Educate me: Why/when is deinterlacing needed?

Comments

johnmeyer wrote on 7/19/2008, 10:15 PM
I had about a ninety minute phone conversation this evening with Roger Evans, the guy that invented the Workprinter film to video transfer device. Part of that call was a long conversation about his experience trying to show 24p film that had 3:2 pulldown added, and problems he was encountering trying to show it on various LCD and Plasma devices. There are all sorts of problems that interact that it becomes difficult to simply say that the lousy picture is due to any one defect, problem, etc.

The refresh rate of the display clearly is a factor, something that has been mentioned more than once in this thread. Interlaced material interacts differently with the different refresh rate simply because 60 is a higher multiple (or is it divisor?) of say, 120 Hz refresh, than is 24.

He also implied something similar to what you are stating, namely that some displays are not actually handling the interlacing correctly.

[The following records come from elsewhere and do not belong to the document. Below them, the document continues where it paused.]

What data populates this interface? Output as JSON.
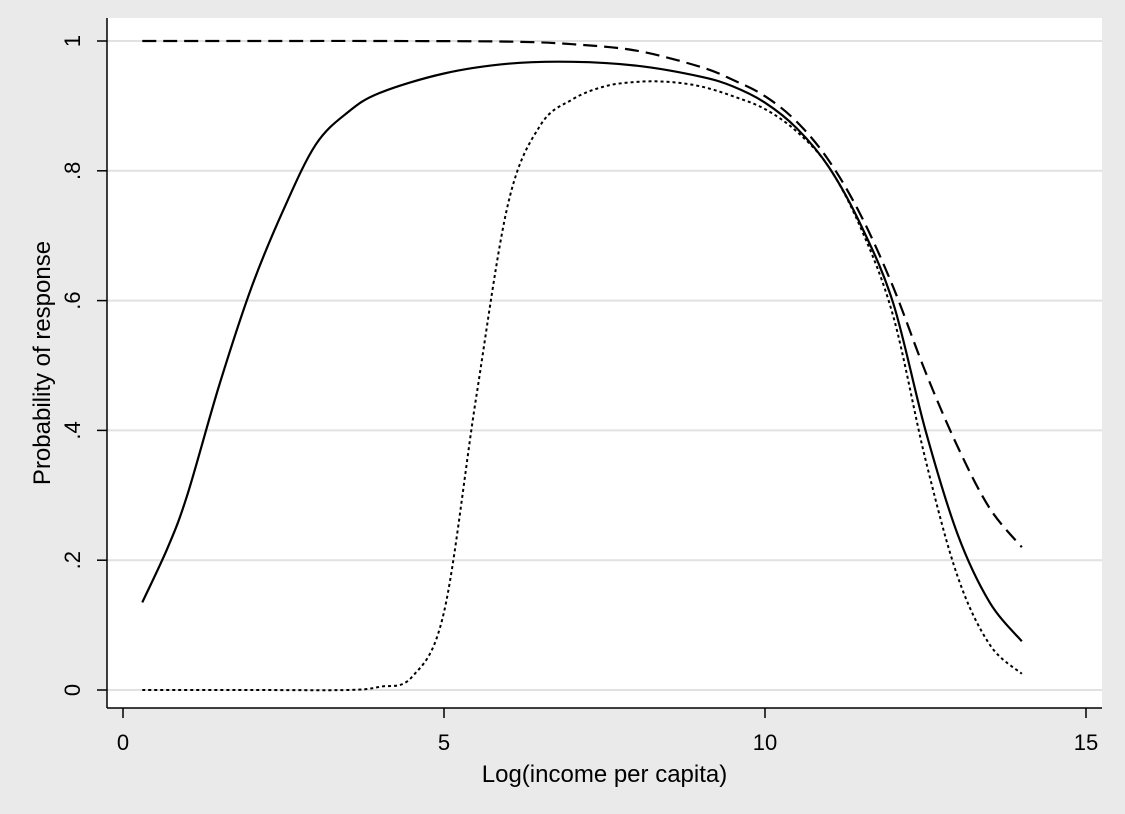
{
  "chart_data": {
    "type": "line",
    "title": "",
    "xlabel": "Log(income per capita)",
    "ylabel": "Probability of response",
    "xlim": [
      0,
      15
    ],
    "ylim": [
      0,
      1
    ],
    "x_ticks": [
      0,
      5,
      10,
      15
    ],
    "x_tick_labels": [
      "0",
      "5",
      "10",
      "15"
    ],
    "y_ticks": [
      0,
      0.2,
      0.4,
      0.6,
      0.8,
      1
    ],
    "y_tick_labels": [
      "0",
      ".2",
      ".4",
      ".6",
      ".8",
      "1"
    ],
    "grid": "horizontal",
    "legend": "none",
    "background_color": "#eaeaea",
    "plot_background_color": "#ffffff",
    "gridline_color": "#e1e1e1",
    "line_color": "#000000",
    "series": [
      {
        "style": "solid",
        "x": [
          0.3,
          0.7,
          1.0,
          1.5,
          2.0,
          2.5,
          3.0,
          3.5,
          4.0,
          5.0,
          6.0,
          7.0,
          8.0,
          9.0,
          9.5,
          10.0,
          10.5,
          11.0,
          11.5,
          12.0,
          12.5,
          13.0,
          13.5,
          14.0
        ],
        "y": [
          0.135,
          0.22,
          0.3,
          0.47,
          0.62,
          0.74,
          0.84,
          0.89,
          0.92,
          0.95,
          0.965,
          0.968,
          0.962,
          0.945,
          0.93,
          0.905,
          0.865,
          0.805,
          0.715,
          0.595,
          0.4,
          0.24,
          0.135,
          0.075
        ]
      },
      {
        "style": "dashed",
        "x": [
          0.3,
          2.0,
          4.0,
          6.0,
          7.0,
          8.0,
          9.0,
          9.5,
          10.0,
          10.5,
          11.0,
          11.5,
          12.0,
          12.5,
          13.0,
          13.5,
          14.0
        ],
        "y": [
          1.0,
          1.0,
          1.0,
          0.999,
          0.995,
          0.985,
          0.96,
          0.94,
          0.915,
          0.875,
          0.815,
          0.73,
          0.62,
          0.49,
          0.375,
          0.28,
          0.22
        ]
      },
      {
        "style": "dotted",
        "x": [
          0.3,
          2.0,
          3.5,
          4.0,
          4.5,
          5.0,
          5.5,
          6.0,
          6.5,
          7.0,
          7.5,
          8.0,
          8.5,
          9.0,
          9.5,
          10.0,
          10.5,
          11.0,
          11.5,
          12.0,
          12.5,
          13.0,
          13.5,
          14.0
        ],
        "y": [
          0.0,
          0.0,
          0.0,
          0.005,
          0.02,
          0.12,
          0.45,
          0.75,
          0.87,
          0.91,
          0.93,
          0.937,
          0.937,
          0.93,
          0.915,
          0.895,
          0.86,
          0.805,
          0.71,
          0.575,
          0.355,
          0.175,
          0.07,
          0.025
        ]
      }
    ]
  }
}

So, for me, things are at this point muddier, and not getting clearer.
GlennChan wrote on 7/20/2008, 6:58 AM
I think you should look at different mediums different.

TV:
Consumers TVs, theoretically, should be able to handle interlaced material because almost everything is broadcast that way (i.e. 24p will be broadcast with pulldown, 30p as psf, interlaced as interlaced).

On plasmas and LCDs, the TV will have a deinterlacer in it because the image has to be deinterlaced for display. A lot of these deinterlacers are crap (as bob mentions).

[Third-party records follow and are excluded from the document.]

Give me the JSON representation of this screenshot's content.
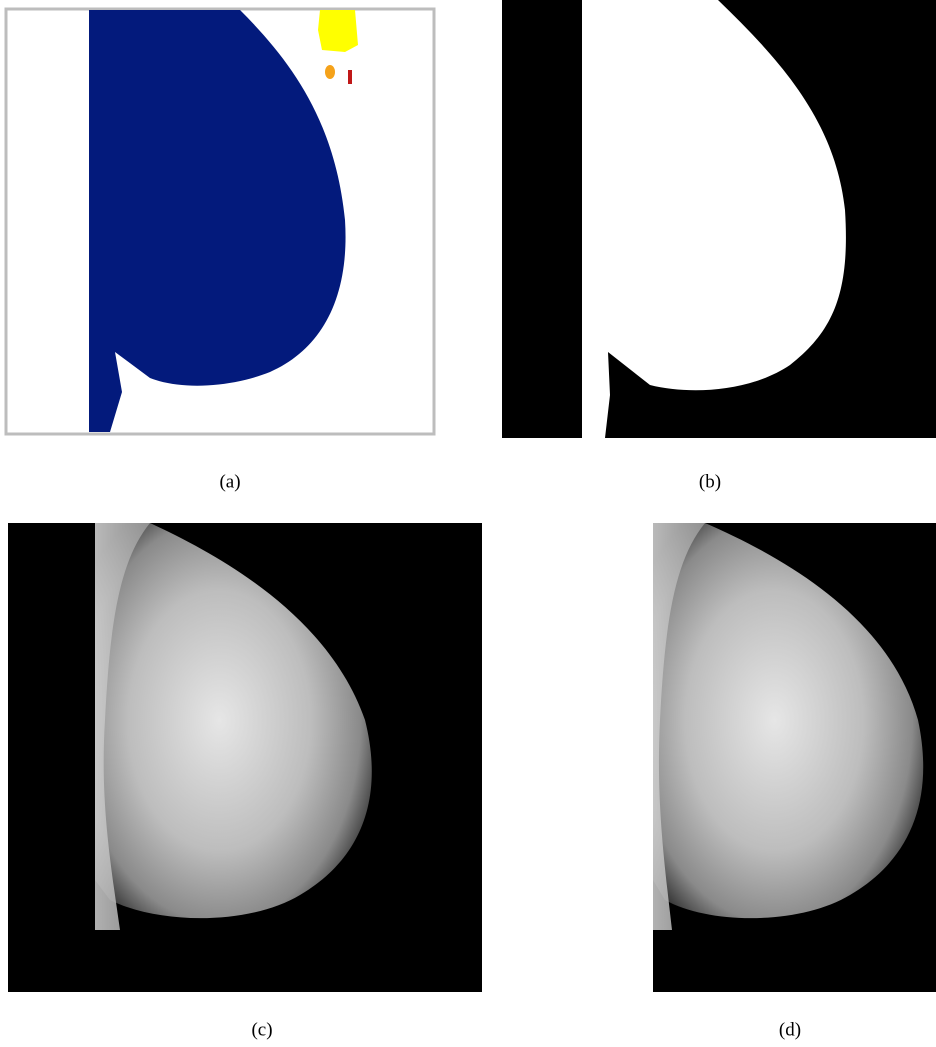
{
  "panels": [
    {
      "caption": "(a)"
    },
    {
      "caption": "(b)"
    },
    {
      "caption": "(c)"
    },
    {
      "caption": "(d)"
    }
  ]
}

If you deinterlace the material beforehand, then the TV might deinterlace it again which can be a problem.

- HDMI: I don't know if HDMI might let you bypass some of these problems since the TV could figure out whether the signal is interlaced/progressive by the frame rate of the interface. I think it would, though I've not tried. e.g. 24fps and 60fps (frames per second) will definitely be progressive so the display should never deinterlace in that situation. (Though this won't really help for most people.)

Computer display:
All computer displays are progressive, so the material must be deinterlaced somewhere.

In some computer software combinations, the material can be flagged as interlaced/progressive and the player can do the right thing. Though... you should check that the material is flagged correctly and that the player won't read the flag incorrectly (because metadata tends to get screwed up).

If you want the highest quality, you can run your footage through a high-quality deinterlacer and encode the material as progressive.

Or you could encode to MPEG-2 and let the player do the deinterlacing. Some do a decent job... though not as good as a non-real-time deinterlacer (or specialized hardware like a Teranex).